Todo mateiro amazonense sabe o
que é um terreiro de curupira, mesmo que não saiba quem ou o que deixa aquele
pedaço de chão em meio à selva, com o diâmetro de dezenas de metros
completamente limpo, varrido sem nenhuma folha caída, seca ou verde. Dizem que
é o curupira que mantêm o seu terreiro caprichosamente limpo e varrido, e por
incrível que pareça a mata parece ser mais sombria nas cercanias destes
terreiros, mais silenciosa e misteriosa. Talvez seja apenas superstição, mas
quem andando só, no centro da mata, encontra um terreiro destes fica admirado,
olhando aquele círculo completamente varrido, e mesmo sem querer redobra os
cuidados aguçando os sentidos, escutando atento a mata sombria e silenciosa,
esperando instintivamente a qualquer momento o ataque surpresa do curupira
dono, do terreiro.
Naquele dia nublado, quando
ouvimos o grito gutural aterrador vindo da picada recém aberta, nos jogamos
imediatamente no chão, pensamos que fosse um ataque surpresa de índios hostis,
pois o som grotesco que ouvimos parecia ser quase humano, sem ter para onde
correr nos preparamos para enfrentar o pior, ali mesmo onde estávamos, com as
únicas armas que tínhamos e a quantidade de coragem que dispúnhamos. Havia
muitas onças naquela região da floresta, localizada nas encostas de um enorme
platô existente na fronteira com a Venezuela, que do avião dava para ver, estendendo-se
a perder de vista, como uma enorme mesa verde e plana, sendo aquele imenso
platô mais alto que as montanhas localizadas do lado brasileiro.

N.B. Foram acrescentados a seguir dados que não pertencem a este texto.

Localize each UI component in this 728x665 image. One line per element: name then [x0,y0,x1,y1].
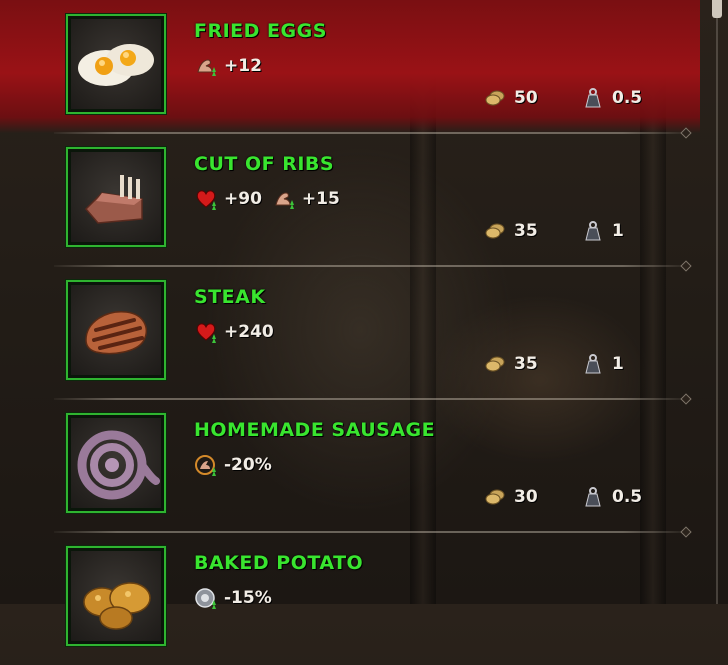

Não sabíamos que naquele mês as
onças entravam no cio e assim, como todos os gatos, emitem sons grotescos
durante o acasalamento, por isso quando tornamos a ouvir novamente o grito
desconhecido, já um pouco mais distante de onde estávamos e mais parecido com o
esturro de uma onça pintada, o Louro convidou-me para investigarmos e saber se
era ou não uma onça. O Louro levava uma espingarda velha, calibre vinte, que
quando disparada não sacava o cartucho e eu tinha apenas quatro balas no
revólver. Meio à contra gosto com o facão numa das mãos e o revolver na outra,
segui o Louro mata à dentro, enquanto o Bernardo e o Goiano que estavam
desarmados ficaram nos esperando na picada. Tínhamos andado uns cem metros pela
mata, quando nos deparamos com um grande terreiro de curupira, o círculo
varrido no meio da mata alta, tinha no centro uma árvore caída que somente a
parte mais grossa do tronco ainda não tinha apodrecido. Quando entramos no
terreiro, o Louro que seguia na frente esturrou imitando uma onça e
imediatamente do outro lado, no início de um declive, descendo em direção á uma
grota, uma onça pintada respondeu ao chamado, esturrando também.
Pronto, não era o mapinguari, nem
índios brabos, já sabíamos de quem eram aqueles gritos desconhecidos, mas mesmo
assim resolvemos atravessar o terreiro do curupira para tentar ver a onça. O
Louro apressou o passo se distanciando uns dez metros de mim e quando comecei a
segui-lo tive a leve impressão de que alguma coisa muito rápida tinha se
movimentado mais na frente, perto do tronco caído, podia ser uma semente ou
galho seco caindo das árvores, um pequeno pássaro em fuga, ou uma alguma brisa batendo
na vegetação rasteira. Não dei
importância, me distraindo também, quando o Louro estava quase chegando de
fronte ao troco apodrecido, com uma mutuca grande que pousou na minha perna.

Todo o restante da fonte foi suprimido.